Love is in the air, everyone! Of course when I say that around February 14 I mean the love retail stores have for everyone who runs in the morning of Valentine’s Day scrambling to get a random gift for their spouse, boyfriend/girlfriend, and even their “hook-up-that’s-actually-more-serious-than-they-thought”. Yes that’s right, I’m talking about Valentine’s Day gifts. There’s so many predictable things that happen on Valentine’s Day every. Single. Year. Instagram will be about 50% pictures of some super cute besties together with the overused “Sex and the City” quote about best friends being our soul mates and not needing men, 30% couple pictures with way too long and intimate captions professing their love for each other, and 20% pictures of presents with the caption “he spoils me so much! *heart eyed emoji*”. Twitter you’ll mostly find girls complaining about how they are forever alone for yet another Valentine’s Day, pictures of “50 Shades of Grey” movie tickets, and single guys who probably forgot it was Valentine’s Day until they checked their timeline. This happens every year, but single or not, I only have one request: STOP BUYING OVER-RATED VALENTINE’S DAY PRESENTS. I can scroll past the Instagram love novels, roll my eyes when you say you “don’t need a man”, and even play the world’s tiniest violin for your “forever alone” rants but I simply cannot ignore the useless and over-rated gifts that retail America has somehow convinced you are a good present for your S.O. What do I mean, over-rated gifts, exactly?
1. Giant Teddy Bears
This is #1 on the list mainly because of the popularity these giant stuffed animals have received on social media recently. Photos of grown men struggling to carry a life-size stuffed bear out of a Walmart have popped up all over my timeline with the simple caption “goals”. I am genuinely asking, why is that such a great goal? Really think here, what on earth are you going to do with a teddy bear your size after Valentine’s Day? Don’t even try to convince me that people aren’t going to think you’re super weird if you’re above the age of 7 with a giant teddy bear in the corner of your room, and unless your room is modeled after a Build-A-Bear store, Mr. Teddy Bear is definitely going to clash with your décor.
2. Heart Shaped Jewelry
“Oh, that’s a nice pair of heart shaped earrings, who got those for you?” Did you notice anything about that question, like maybe the fact that it is never assumed that someone buys heart shaped jewelry for themselves? Retail stores have convinced guys for years that what women really want for Valentine’s Day is heart shaped EVERYTHING. It’s as if that is the only acceptable shape to get jewelry on Valentine’s Day. I’m sorry, but after a non-existent survey I took, I have decided about 90% of women would much rather get jewelry that caters to her personal taste than a generic heart-shaped ring that will 100% be thrown away once you break up.

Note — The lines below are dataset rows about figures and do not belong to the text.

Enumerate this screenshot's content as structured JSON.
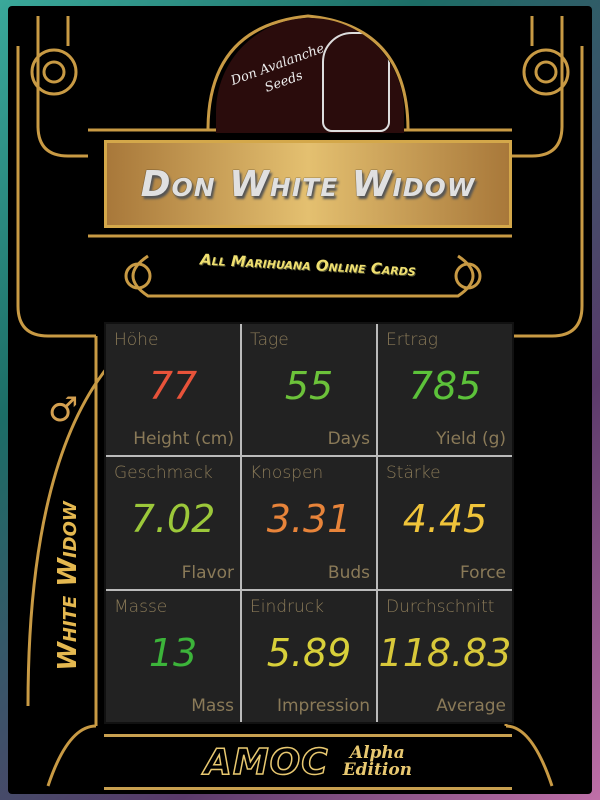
{
  "logo": {
    "brand": "Don Avalanche",
    "sub": "Seeds"
  },
  "title": "Don White Widow",
  "subtitle": "All Marihuana Online Cards",
  "side": {
    "name": "White Widow",
    "sex_symbol": "♂",
    "sex_icon": "male-symbol-icon"
  },
  "stats": [
    {
      "de": "Höhe",
      "value": "77",
      "en": "Height (cm)",
      "color": "#e8533a"
    },
    {
      "de": "Tage",
      "value": "55",
      "en": "Days",
      "color": "#6cc23a"
    },
    {
      "de": "Ertrag",
      "value": "785",
      "en": "Yield (g)",
      "color": "#5cc23a"
    },
    {
      "de": "Geschmack",
      "value": "7.02",
      "en": "Flavor",
      "color": "#9cc83a"
    },
    {
      "de": "Knospen",
      "value": "3.31",
      "en": "Buds",
      "color": "#e8843a"
    },
    {
      "de": "Stärke",
      "value": "4.45",
      "en": "Force",
      "color": "#f0c43a"
    },
    {
      "de": "Masse",
      "value": "13",
      "en": "Mass",
      "color": "#3cb43a"
    },
    {
      "de": "Eindruck",
      "value": "5.89",
      "en": "Impression",
      "color": "#d8d03a"
    },
    {
      "de": "Durchschnitt",
      "value": "118.83",
      "en": "Average",
      "color": "#d8c83a"
    }
  ],
  "footer": {
    "brand": "AMOC",
    "edition_line1": "Alpha",
    "edition_line2": "Edition"
  },
  "colors": {
    "gold": "#d4a84a",
    "cell_bg": "#222222",
    "label": "#8a7a58"
  }
}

3. Heart Shaped Boxes of Chocolate
So before you all freak out at the fact that I would dare to not suggest chocolate as a Valentine’s Day present, let me point out I did not say “never get a girl delicious chocolate for Valentine’s Day”. I’m specifically talking about those red and pink boxes that CVS will mark 70% off on Febrauary 15. Sure, they look cute in pictures, but realistically you don’t know what you’re buying exactly and end up cautiously taking half-bites of all the chocolates and leaving behind most of them. The alternative? Get her favorite candy or an edible arrangement (with chocolate, if the arrangement doesn’t have chocolate you’re doing it wrong).
4. Heart Shaped Pillows
Just because this is a holiday supposedly dedicated to happy, loving couples does NOT mean I want to be bombarded with hearts all day. Maybe the heart shaped pillow seemed like a good idea when it was shoved in your face as you were leaving a convenience store, but what is your girlfriend going to do with a heart-shaped pillow after Valentine’s Day? Chances are her room is carefully crafted to her liking with a specific set of throw pillows and color scheme, and that hot pink 2x2 pillow you just bought her is for sure going to clash. Step away from the fluffy hearts, gentlemen.
5. Stuffed Animals that say “I Love You”
Picture this. It’s your girlfriend’s birthday, or Christmas. You’re trying to find a gift and you can’t think of anything when suddenly it hits you: “I’ll buy her a stuffed animal holding a heart that says I LOVE YOU!” Oh, that’s never happened to you? There is a reason for that and it’s called “why would my girlfriend ever want that?” But Valentine’s Day rolls around and all of a sudden it’s the best gift idea ever? Yeah a little teddy bear holding a heart is cute in theory, but I would probably leave it on my bed for a day or two before it slowly found its way to the back of my closet.
If you really care about your S.O, give them a special, unique gift for Valentine’s Day. Don’t be blinded by the pink and red and all the stuffed animals and hearts, think about finding a gift the same way you would for any other holiday. Happy love day, everyone!